As reported on NPR Thursday morning, the library's new building houses just 10,000 physical volumes, down from 80,000. Stanford's librarians told NPR that more and more students are getting the information, periodicals, and even full texts they need via the Internet. Online, it takes students mere seconds to find the same formulas that once sent them hunting through the stacks.

Academic texts' shift to the Internet could be great news for Google (Nasdaq: GOOG), which has teamed up with several major universities, including Stanford, Princeton, Harvard, Oxford, and Cornell, to digitize their collections for the entire world to see.

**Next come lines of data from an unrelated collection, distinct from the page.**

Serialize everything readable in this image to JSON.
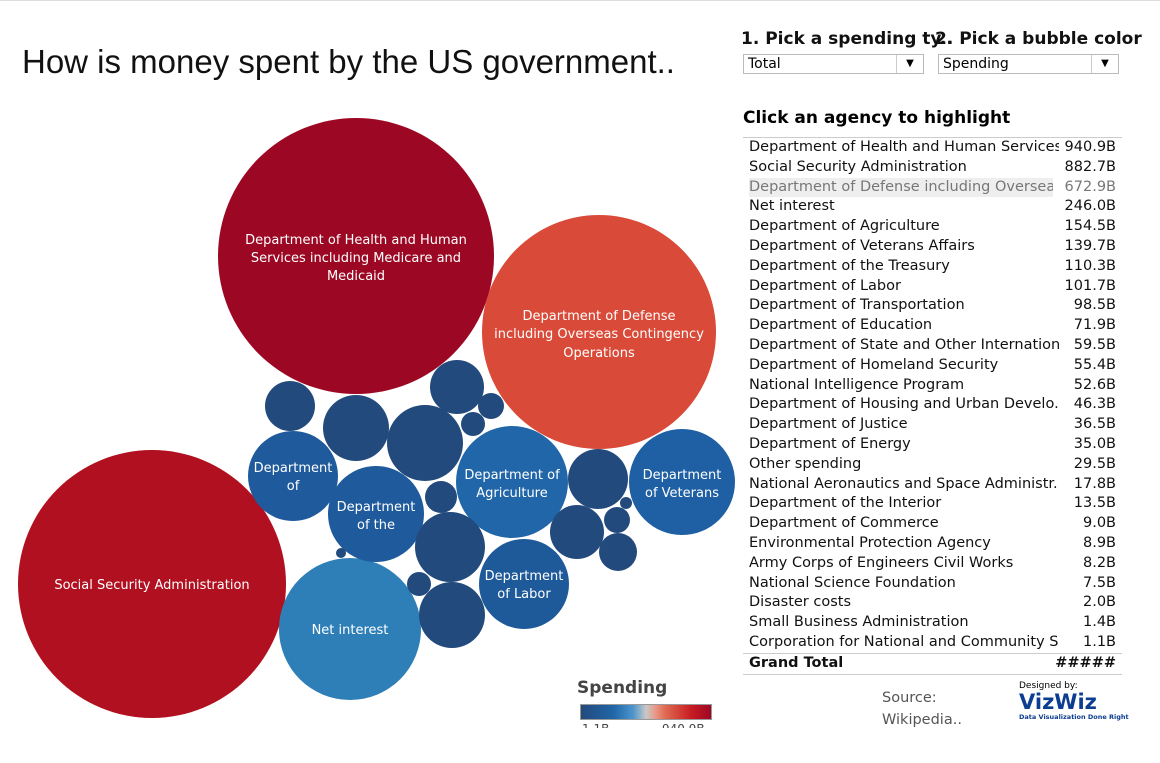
{
  "title": "How is money spent by the US government..",
  "controls": {
    "spending_type_label": "1. Pick a spending ty..",
    "spending_type_value": "Total",
    "bubble_color_label": "2. Pick a bubble color",
    "bubble_color_value": "Spending"
  },
  "list_title": "Click an agency to highlight",
  "chart_data": {
    "type": "bubble",
    "color_by": "Spending",
    "color_scale": [
      "#234a7c",
      "#2166a8",
      "#c8c8c8",
      "#e06a50",
      "#9c0824"
    ],
    "bubble_labels": [
      "Department of Health and Human Services including Medicare and Medicaid",
      "Department of Defense including Overseas Contingency Operations",
      "Social Security Administration",
      "Net interest",
      "Department of Agriculture",
      "Department of Veterans",
      "Department of the",
      "Department of Labor",
      "Department of"
    ],
    "legend": {
      "title": "Spending",
      "min": "1.1B",
      "max": "940.9B"
    }
  },
  "agencies": [
    {
      "name": "Department of Health and Human Services..",
      "value": "940.9B"
    },
    {
      "name": "Social Security Administration",
      "value": "882.7B"
    },
    {
      "name": "Department of Defense including Overseas..",
      "value": "672.9B"
    },
    {
      "name": "Net interest",
      "value": "246.0B"
    },
    {
      "name": "Department of Agriculture",
      "value": "154.5B"
    },
    {
      "name": "Department of Veterans Affairs",
      "value": "139.7B"
    },
    {
      "name": "Department of the Treasury",
      "value": "110.3B"
    },
    {
      "name": "Department of Labor",
      "value": "101.7B"
    },
    {
      "name": "Department of Transportation",
      "value": "98.5B"
    },
    {
      "name": "Department of Education",
      "value": "71.9B"
    },
    {
      "name": "Department of State and Other Internation..",
      "value": "59.5B"
    },
    {
      "name": "Department of Homeland Security",
      "value": "55.4B"
    },
    {
      "name": "National Intelligence Program",
      "value": "52.6B"
    },
    {
      "name": "Department of Housing and Urban Develo..",
      "value": "46.3B"
    },
    {
      "name": "Department of Justice",
      "value": "36.5B"
    },
    {
      "name": "Department of Energy",
      "value": "35.0B"
    },
    {
      "name": "Other spending",
      "value": "29.5B"
    },
    {
      "name": "National Aeronautics and Space Administr..",
      "value": "17.8B"
    },
    {
      "name": "Department of the Interior",
      "value": "13.5B"
    },
    {
      "name": "Department of Commerce",
      "value": "9.0B"
    },
    {
      "name": "Environmental Protection Agency",
      "value": "8.9B"
    },
    {
      "name": "Army Corps of Engineers Civil Works",
      "value": "8.2B"
    },
    {
      "name": "National Science Foundation",
      "value": "7.5B"
    },
    {
      "name": "Disaster costs",
      "value": "2.0B"
    },
    {
      "name": "Small Business Administration",
      "value": "1.4B"
    },
    {
      "name": "Corporation for National and Community S..",
      "value": "1.1B"
    }
  ],
  "grand_total": {
    "label": "Grand Total",
    "value": "#####"
  },
  "source": {
    "label": "Source:",
    "value": "Wikipedia.."
  },
  "logo": {
    "designed_by": "Designed by:",
    "brand": "VizWiz",
    "tagline": "Data Visualization Done Right"
  }
}
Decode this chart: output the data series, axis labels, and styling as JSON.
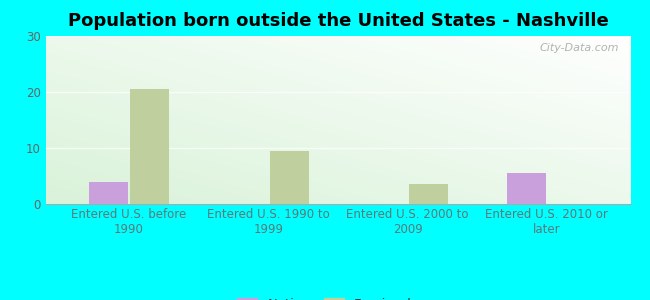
{
  "title": "Population born outside the United States - Nashville",
  "categories": [
    "Entered U.S. before\n1990",
    "Entered U.S. 1990 to\n1999",
    "Entered U.S. 2000 to\n2009",
    "Entered U.S. 2010 or\nlater"
  ],
  "native_values": [
    4.0,
    0,
    0,
    5.5
  ],
  "foreign_born_values": [
    20.5,
    9.5,
    3.5,
    0
  ],
  "native_color": "#c9a0dc",
  "foreign_born_color": "#bfcf9e",
  "background_color": "#00ffff",
  "ylim": [
    0,
    30
  ],
  "yticks": [
    0,
    10,
    20,
    30
  ],
  "bar_width": 0.28,
  "title_fontsize": 13,
  "tick_fontsize": 8.5,
  "legend_fontsize": 9.5,
  "watermark": "City-Data.com",
  "xtick_color": "#5a7a7a",
  "ytick_color": "#666666"
}
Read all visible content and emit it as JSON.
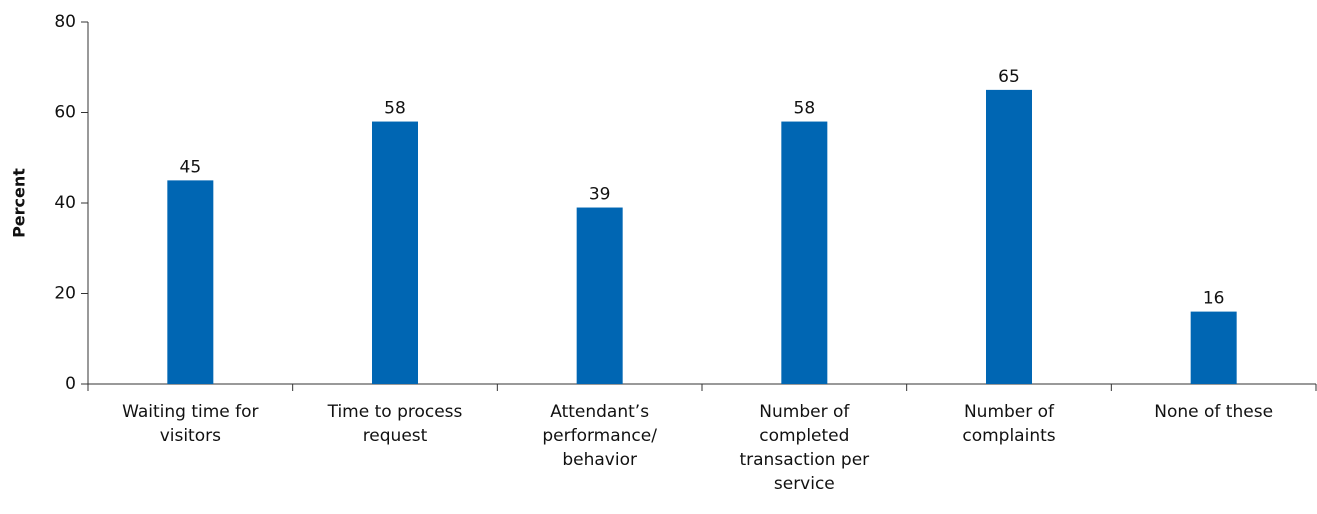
{
  "chart_data": {
    "type": "bar",
    "y_label": "Percent",
    "categories": [
      "Waiting time for visitors",
      "Time to process request",
      "Attendant’s performance/ behavior",
      "Number of completed transaction per service",
      "Number of complaints",
      "None of these"
    ],
    "values": [
      45,
      58,
      39,
      58,
      65,
      16
    ],
    "color": "#0066b3",
    "ylim": [
      0,
      80
    ],
    "yticks": [
      0,
      20,
      40,
      60,
      80
    ],
    "grid": false
  }
}
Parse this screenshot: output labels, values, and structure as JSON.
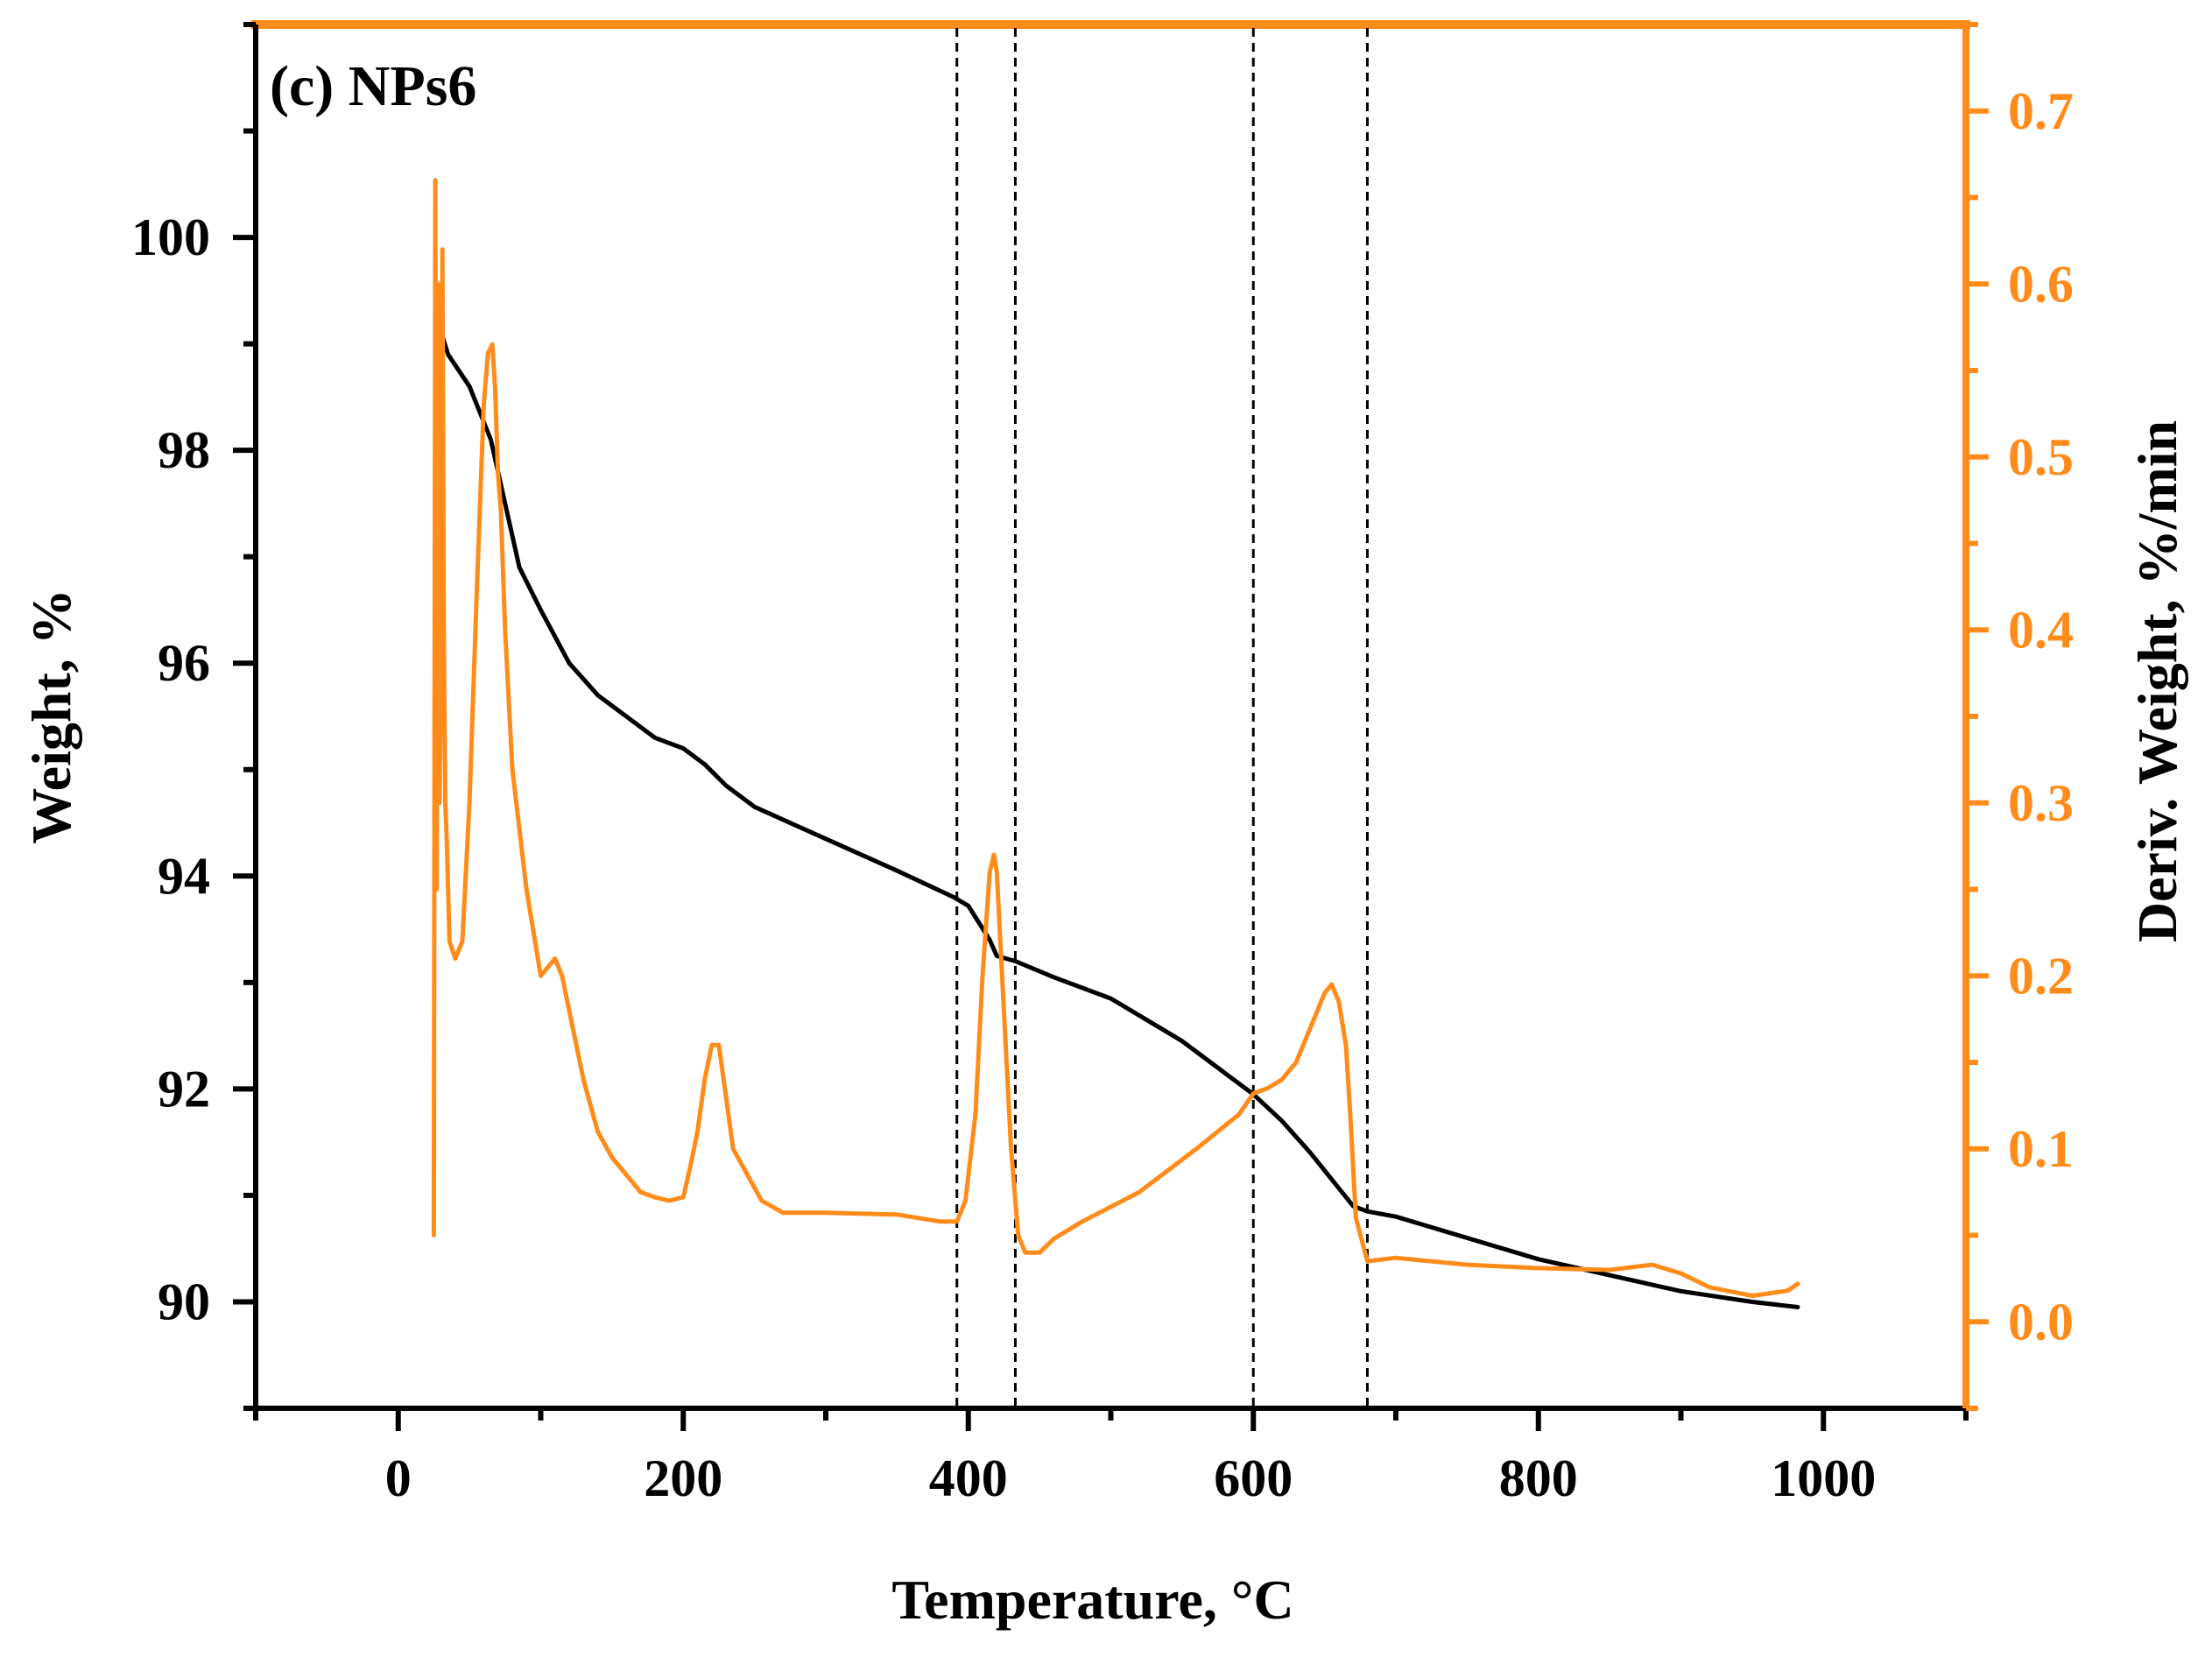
{
  "chart_data": {
    "type": "line",
    "panel_label": "(c) NPs6",
    "xlabel": "Temperature, °C",
    "ylabel": "Weight, %",
    "y2label": "Deriv. Weight, %/min",
    "xlim": [
      -100,
      1100
    ],
    "ylim": [
      89,
      102
    ],
    "y2lim": [
      -0.05,
      0.75
    ],
    "x_ticks": [
      0,
      200,
      400,
      600,
      800,
      1000
    ],
    "x_tick_labels": [
      "0",
      "200",
      "400",
      "600",
      "800",
      "1000"
    ],
    "y_ticks": [
      90,
      92,
      94,
      96,
      98,
      100
    ],
    "y_tick_labels": [
      "90",
      "92",
      "94",
      "96",
      "98",
      "100"
    ],
    "y2_ticks": [
      0.0,
      0.1,
      0.2,
      0.3,
      0.4,
      0.5,
      0.6,
      0.7
    ],
    "y2_tick_labels": [
      "0.0",
      "0.1",
      "0.2",
      "0.3",
      "0.4",
      "0.5",
      "0.6",
      "0.7"
    ],
    "grid": false,
    "reference_lines_x": [
      392,
      433,
      600,
      680
    ],
    "colors": {
      "weight": "#000000",
      "deriv": "#ff8c1a",
      "right_axis": "#ff8c1a",
      "left_axis": "#000000"
    },
    "series": [
      {
        "name": "Weight",
        "axis": "left",
        "x": [
          28,
          35,
          50,
          65,
          75,
          85,
          100,
          120,
          140,
          160,
          180,
          200,
          215,
          230,
          250,
          300,
          350,
          390,
          400,
          408,
          415,
          420,
          433,
          460,
          500,
          550,
          580,
          600,
          620,
          640,
          655,
          670,
          680,
          700,
          750,
          800,
          850,
          900,
          950,
          982
        ],
        "y": [
          99.2,
          98.9,
          98.6,
          98.1,
          97.5,
          96.9,
          96.5,
          96.0,
          95.7,
          95.5,
          95.3,
          95.2,
          95.05,
          94.85,
          94.65,
          94.35,
          94.05,
          93.8,
          93.72,
          93.55,
          93.4,
          93.25,
          93.2,
          93.05,
          92.85,
          92.45,
          92.15,
          91.95,
          91.7,
          91.4,
          91.15,
          90.9,
          90.85,
          90.8,
          90.6,
          90.4,
          90.25,
          90.1,
          90.0,
          89.95
        ]
      },
      {
        "name": "Deriv. Weight",
        "axis": "right",
        "x": [
          25,
          26,
          27,
          28,
          29,
          30,
          31,
          32,
          33,
          34,
          36,
          40,
          45,
          50,
          55,
          60,
          63,
          66,
          68,
          70,
          72,
          75,
          80,
          90,
          100,
          110,
          115,
          120,
          130,
          140,
          150,
          160,
          170,
          180,
          190,
          200,
          205,
          210,
          215,
          220,
          225,
          230,
          235,
          245,
          255,
          270,
          300,
          350,
          380,
          392,
          398,
          405,
          410,
          415,
          418,
          420,
          425,
          430,
          435,
          440,
          450,
          460,
          480,
          520,
          560,
          590,
          600,
          610,
          620,
          630,
          640,
          650,
          655,
          660,
          665,
          668,
          672,
          680,
          700,
          750,
          800,
          850,
          870,
          880,
          900,
          920,
          950,
          975,
          982
        ],
        "y": [
          0.05,
          0.66,
          0.25,
          0.6,
          0.3,
          0.38,
          0.62,
          0.4,
          0.3,
          0.28,
          0.22,
          0.21,
          0.22,
          0.3,
          0.42,
          0.53,
          0.56,
          0.565,
          0.54,
          0.49,
          0.47,
          0.4,
          0.32,
          0.25,
          0.2,
          0.21,
          0.2,
          0.18,
          0.14,
          0.11,
          0.095,
          0.085,
          0.075,
          0.072,
          0.07,
          0.072,
          0.09,
          0.11,
          0.14,
          0.16,
          0.16,
          0.13,
          0.1,
          0.085,
          0.07,
          0.063,
          0.063,
          0.062,
          0.058,
          0.058,
          0.07,
          0.12,
          0.2,
          0.26,
          0.27,
          0.26,
          0.18,
          0.1,
          0.05,
          0.04,
          0.04,
          0.048,
          0.058,
          0.075,
          0.1,
          0.12,
          0.132,
          0.135,
          0.14,
          0.15,
          0.17,
          0.19,
          0.195,
          0.185,
          0.16,
          0.12,
          0.06,
          0.035,
          0.037,
          0.033,
          0.031,
          0.03,
          0.032,
          0.033,
          0.028,
          0.02,
          0.015,
          0.018,
          0.022
        ]
      }
    ]
  }
}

Lest you think Big Goo's doing so entirely out of the not-evilness of its heart, bear in mind that it stands to collect referral fees for related publisher and bookseller links on each volume in its Google Books library.

The move toward e-books is also a potential boon for Apple's (Nasdaq: AAPL) iPad and Amazon.com's (Nasdaq: AMZN) Kindle, which could each replace a backpack full of heavy textbooks for weary undergrads -- assuming such devices can meet every student's needs. NPR's report noted that an Arizona State University plan to distribute textbooks via Kindle drew protests because the gadget wasn't accessible enough for the visually impaired.

Textbook publishers such as McGraw-Hill (NYSE: MHP) could also benefit from going electronic. They can sell directly to students, eliminating the middlemen of campus bookstores, or at least replacing them with the potentially more reasonable fees Amazon and Apple impose. Publishers can also maintain high prices while eliminating printing costs and other overhead, fattening their margins. And they can decimate the used-book market with copy-protected volumes that can't be passed from one student to another. (Just when you thought the college-textbook market couldn't get any more mind-bogglingly expensive …)

Librarians might not suffer, either, even as the information they curate migrates online. NPR reports that Stanford's library staff is looking forward to less time lugging books back and forth, and more time working one-on-one with students seeking knowledge.

As for the 70,000 books vanishing from Stanford's shelves, they probably won't be missed. According to NPR, most of the books excluded from the new library hadn't been touched in five years or more.